Si l’effet préventif anticancéreux de certains aliments reste à prouver, l’apport bénéfique d’une alimentation adaptée aux patients durant les semaines entourant l’ablation d’une tumeur est démontré. Les substances permettant de mieux supporter les effets secondaires de l’opération et de récupérer plus vite sont notamment les acides gras omega-3, l’arginine, et la glutamine. Certains produits alimentaires adaptés réduisent aussi les inflammations des muqueuses ou les nausées liées à une chimiothérapie.
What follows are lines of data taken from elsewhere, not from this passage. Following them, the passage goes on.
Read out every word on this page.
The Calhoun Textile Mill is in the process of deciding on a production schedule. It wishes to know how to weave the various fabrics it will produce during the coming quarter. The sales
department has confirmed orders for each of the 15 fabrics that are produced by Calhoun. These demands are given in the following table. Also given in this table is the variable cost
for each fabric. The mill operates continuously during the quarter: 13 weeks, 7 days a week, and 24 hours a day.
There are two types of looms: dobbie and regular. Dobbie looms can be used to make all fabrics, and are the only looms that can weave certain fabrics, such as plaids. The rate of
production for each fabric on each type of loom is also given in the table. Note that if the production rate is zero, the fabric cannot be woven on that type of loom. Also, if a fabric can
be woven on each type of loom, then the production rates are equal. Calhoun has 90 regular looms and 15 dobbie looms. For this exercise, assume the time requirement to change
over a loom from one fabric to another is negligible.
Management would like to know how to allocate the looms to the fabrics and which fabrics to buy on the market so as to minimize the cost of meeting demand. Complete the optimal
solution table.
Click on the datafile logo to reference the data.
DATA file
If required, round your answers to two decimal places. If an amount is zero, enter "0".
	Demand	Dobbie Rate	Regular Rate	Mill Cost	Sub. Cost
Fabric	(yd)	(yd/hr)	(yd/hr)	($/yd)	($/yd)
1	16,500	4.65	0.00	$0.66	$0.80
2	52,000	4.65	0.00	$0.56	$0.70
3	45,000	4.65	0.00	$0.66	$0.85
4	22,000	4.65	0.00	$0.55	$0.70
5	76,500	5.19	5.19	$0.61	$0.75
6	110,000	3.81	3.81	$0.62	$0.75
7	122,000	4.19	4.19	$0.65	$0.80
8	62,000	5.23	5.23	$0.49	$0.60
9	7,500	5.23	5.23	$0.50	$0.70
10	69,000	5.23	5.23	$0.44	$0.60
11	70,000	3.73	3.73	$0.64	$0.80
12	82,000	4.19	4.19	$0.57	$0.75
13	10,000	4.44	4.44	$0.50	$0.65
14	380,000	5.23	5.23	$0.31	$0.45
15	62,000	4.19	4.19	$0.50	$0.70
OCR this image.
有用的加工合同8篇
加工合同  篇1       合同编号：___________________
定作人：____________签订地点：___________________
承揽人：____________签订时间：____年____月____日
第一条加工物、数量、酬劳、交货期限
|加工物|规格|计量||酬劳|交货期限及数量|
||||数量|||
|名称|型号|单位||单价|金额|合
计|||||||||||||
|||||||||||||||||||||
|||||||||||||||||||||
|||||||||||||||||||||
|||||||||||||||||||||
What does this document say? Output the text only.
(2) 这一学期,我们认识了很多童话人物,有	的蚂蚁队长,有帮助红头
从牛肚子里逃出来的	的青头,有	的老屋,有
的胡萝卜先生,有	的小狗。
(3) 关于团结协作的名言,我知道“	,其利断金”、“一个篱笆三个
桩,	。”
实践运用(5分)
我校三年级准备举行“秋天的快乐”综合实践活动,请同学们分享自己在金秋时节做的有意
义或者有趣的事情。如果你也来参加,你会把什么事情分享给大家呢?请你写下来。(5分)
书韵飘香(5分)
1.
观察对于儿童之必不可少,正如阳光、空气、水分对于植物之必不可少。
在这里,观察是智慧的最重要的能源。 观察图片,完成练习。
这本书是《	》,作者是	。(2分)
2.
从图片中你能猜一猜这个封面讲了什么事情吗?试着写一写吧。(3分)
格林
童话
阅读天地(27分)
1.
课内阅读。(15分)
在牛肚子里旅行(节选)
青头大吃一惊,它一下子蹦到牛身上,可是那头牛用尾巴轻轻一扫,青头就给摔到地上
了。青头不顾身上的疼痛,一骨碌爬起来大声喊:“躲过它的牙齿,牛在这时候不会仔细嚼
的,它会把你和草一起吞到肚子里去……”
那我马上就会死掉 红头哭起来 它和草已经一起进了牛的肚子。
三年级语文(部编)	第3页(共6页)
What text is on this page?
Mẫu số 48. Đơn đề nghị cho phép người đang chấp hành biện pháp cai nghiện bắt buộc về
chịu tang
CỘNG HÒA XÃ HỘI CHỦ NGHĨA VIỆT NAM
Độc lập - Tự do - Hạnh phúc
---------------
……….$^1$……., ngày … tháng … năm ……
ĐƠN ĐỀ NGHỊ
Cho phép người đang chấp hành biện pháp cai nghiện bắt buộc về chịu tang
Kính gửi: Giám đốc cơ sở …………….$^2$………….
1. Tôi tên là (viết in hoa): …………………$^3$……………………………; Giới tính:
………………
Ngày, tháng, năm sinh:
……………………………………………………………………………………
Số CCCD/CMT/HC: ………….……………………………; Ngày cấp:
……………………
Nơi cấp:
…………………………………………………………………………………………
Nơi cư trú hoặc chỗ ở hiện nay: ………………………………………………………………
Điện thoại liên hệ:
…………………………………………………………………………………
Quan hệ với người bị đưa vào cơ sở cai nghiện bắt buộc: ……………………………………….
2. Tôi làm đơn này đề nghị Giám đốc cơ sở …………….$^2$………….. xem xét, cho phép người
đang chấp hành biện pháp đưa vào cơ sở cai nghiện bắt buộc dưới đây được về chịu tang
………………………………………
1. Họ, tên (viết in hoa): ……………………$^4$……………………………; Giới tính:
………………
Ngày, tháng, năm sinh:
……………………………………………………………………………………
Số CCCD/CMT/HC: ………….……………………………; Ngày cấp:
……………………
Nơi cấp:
Mais dans ce dernier domaine, comme le confirme Pierre Déchelotte, professeur d’alimentation clinique à l’Université de Rouen, d’autres études, notamment en cours en Australie et en France, doivent confirmer ces résultats.

Croissance au-delà de 7%
Après le rachat, pour 2,5 milliards de dollars en décembre 2006, des affaires d’alimentation médicale de Novartis, Nestlé occupe le deuxième rang mondial dans ce secteur, derrière l’américain Abbott. «Notre objectif est de croître plus vite que le marché, soit au-delà de 7% afin de devenir numéro un», affirme Richard Laube, responsable de la division nutrition qui constitue, avec l’alimentation pour bébés et pour sportifs, 10% du chiffre d’affaires du groupe, soit près de 10 milliards de dollars.